Nahende ErkältungssaisonVermehrt Knappheit bei Medikamenten – auch Antibiotika betroffen
Schon jetzt gibt es Lieferengpässe. Sie dürften sich mit dem Anstieg der Nachfrage im Winter verstärken. Die Pflichtlager sollen nun ausgebaut werden.
Die oberste Apothekerin warnt mit Blick auf die nahende Erkältungszeit vor einer Zuspitzung der Engpässe bei Medikamenten. «Die Lieferengpässe sind im Moment sehr häufig, und wenn die Nachfrage stark ansteigt wie mit dem Beginn der kalten Jahreszeit, könnte es in diesem Winter erneut zu einer Eskalation kommen», sagt Pharmasuisse-Präsidentin Martine Ruggli-Ducrot dieser Redaktion.

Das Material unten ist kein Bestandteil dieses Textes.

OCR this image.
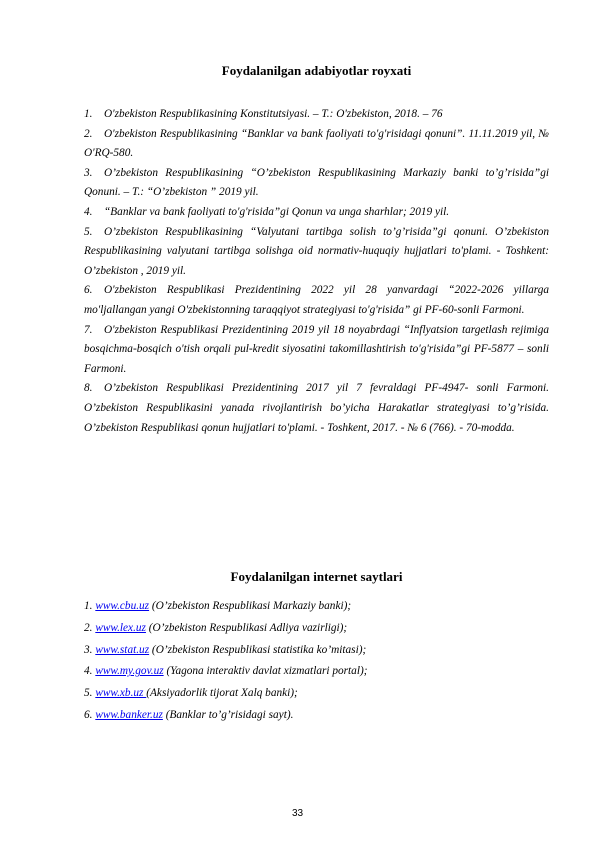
Foydalanilgan adabiyotlar royxati

1. O'zbekiston Respublikasining Konstitutsiyasi. – T.: O'zbekiston, 2018. – 76

2. O'zbekiston Respublikasining “Banklar va bank faoliyati to'g'risidagi qonuni”. 11.11.2019 yil, № O'RQ-580.

3. O’zbekiston Respublikasining “O’zbekiston Respublikasining Markaziy banki to’g’risida”gi Qonuni. – T.: “O’zbekiston ” 2019 yil.

4. “Banklar va bank faoliyati to'g'risida”gi Qonun va unga sharhlar; 2019 yil.

5. O’zbekiston Respublikasining “Valyutani tartibga solish to’g’risida”gi qonuni. O’zbekiston Respublikasining valyutani tartibga solishga oid normativ-huquqiy hujjatlari to'plami. - Toshkent: O’zbekiston , 2019 yil.

6. O'zbekiston Respublikasi Prezidentining 2022 yil 28 yanvardagi “2022-2026 yillarga mo'ljallangan yangi O'zbekistonning taraqqiyot strategiyasi to'g'risida” gi PF-60-sonli Farmoni.

7. O'zbekiston Respublikasi Prezidentining 2019 yil 18 noyabrdagi “Inflyatsion targetlash rejimiga bosqichma-bosqich o'tish orqali pul-kredit siyosatini takomillashtirish to'g'risida”gi PF-5877 – sonli Farmoni.

8. O’zbekiston Respublikasi Prezidentining 2017 yil 7 fevraldagi PF-4947- sonli Farmoni. O’zbekiston Respublikasini yanada rivojlantirish bo’yicha Harakatlar strategiyasi to’g’risida. O’zbekiston Respublikasi qonun hujjatlari to'plami. - Toshkent, 2017. - № 6 (766). - 70-modda.

Foydalanilgan internet saytlari
1. www.cbu.uz (O’zbekiston Respublikasi Markaziy banki);
2. www.lex.uz (O’zbekiston Respublikasi Adliya vazirligi);
3. www.stat.uz (O’zbekiston Respublikasi statistika ko’mitasi);
4. www.my.gov.uz (Yagona interaktiv davlat xizmatlari portal);
5. www.xb.uz (Aksiyadorlik tijorat Xalq banki);
6. www.banker.uz (Banklar to’g’risidagi sayt).
33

Auch der Bund schätzt die Lage der Medikamentenversorgung weiter als problematisch ein. «Die Störungen betreffen nicht mehr nur den Spitalbereich, sondern vermehrt auch den ambulanten», sagt Jaakko Havela, Sprecher des Bundesamtes für wirtschaftliche Landesversorgung (BWL). Dazu gehört die Versorgung ausserhalb von Spitälern, etwa in Arztpraxen oder Apotheken.
Drei Arzneigruppen besonders betroffen
Problematisch sei die Versorgung derzeit bei Antibiotika zum Einnehmen, bei starken Schmerzmitteln (Opiaten) und bei Impfstoffen gegen Diphterie-Tetanus-Polio sowie Hepatitis. Bei diesen drei Arzneigruppen werde der Markt vermehrt aus den Pflichtlagern versorgt.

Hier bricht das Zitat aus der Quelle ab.